Before Daisy could answer him—she would have liked to slap him and, while she was about it, give Corisande a good shake—the stationmaster blew his whistle and began slamming doors farther down the train. Corisande mounted the step; Daisy followed her and stood on one side to allow Mickey to take their luggage from Edmund.
“I don’t think this is the sort of thing you should joke about,” Daisy said, with uncharacteristic severity. “It’s not kind and later on it’ll seem like a—like a waste.”
But Edmund was looking toward the window of the first compartment. Irritated, Daisy sighed and followed Mickey through the narrow door, past the grimy windows of the corridor, to join Corisande.
Corisande was standing by the open window. She was still silent, but from the angle of her head Daisy thought she was looking at Edmund. He was certainly looking up at her, his head a little on one side and with a small closed-mouthed smile. As the train lurched, a preliminary to drawing out of the station, Edmund nodded. Corisande remained immobile for a split second, then turned, and pushed her way past Daisy.
“Get out of my way,” she snarled at Mickey, who was trying to put her suitcase onto the rack, and dashed out into the corridor.
“Don’t you want your—” Mickey dithered with the heavy suitcase and then carried it to the window.
“Give it to me,” Edmund said to him and reached up to take the suitcase. “What about her dressing case?”
Mickey turned back to the rack where the rest of the luggage was stacked, but the train was gathering speed and Edmund only just managed to catch Corisande as she threw herself into his arms.
Chapter 13
ALTHOUGH DAISY WAS not averse to becoming the head of her own household, she would have been grateful to have someone show her the ropes.
Corisande sent a list, surprisingly short, on Shannig writing paper, of things to be packed—she suggested by a maid—and announced that it would be easier all round if she were to marry from Shannig.
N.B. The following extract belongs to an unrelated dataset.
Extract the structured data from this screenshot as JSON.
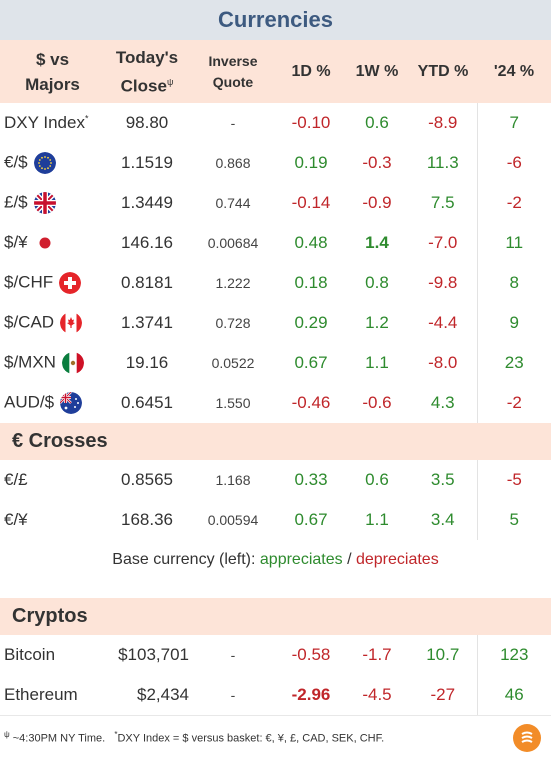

Clearly this was true; were she to be married from Dunmaine it would be up to Daisy to arrange the wedding. Equally clearly, it was out of the question for the housemaid to pack Corisande’s clothing and effects. Daisy would not have expressed this opinion aloud—she knew that being mindful of what servants might think was bourgeois; she also suspected that there was little in Dunmaine that was secret from the kitchen and, were she the sort of woman who gossiped with servants, she co
uld have learned much of what she wanted to know from them.
Mickey took his sister’s departure—elopement?—with equanimity; it was as though, after a day or two, he had forgotten she once lived with him. Daisy found herself grateful for his presence, although his contribution to mealtime conversation was minimal. After a couple of attempts she stopped asking him even the most innocuous questions about his family; he became inarticulate and sullen and his replies, such as they were, were not to the point. History was a bond between them; any question about Ireland’s past caused Mickey’s face to light up and made his voice full of energy. Daisy was still eager to learn about her new country, although sometimes she would set Mickey in motion and allow her thoughts to wander. Mickey would have made an excellent teacher, but Daisy knew better than to ask him why he had never considered life as a schoolmaster.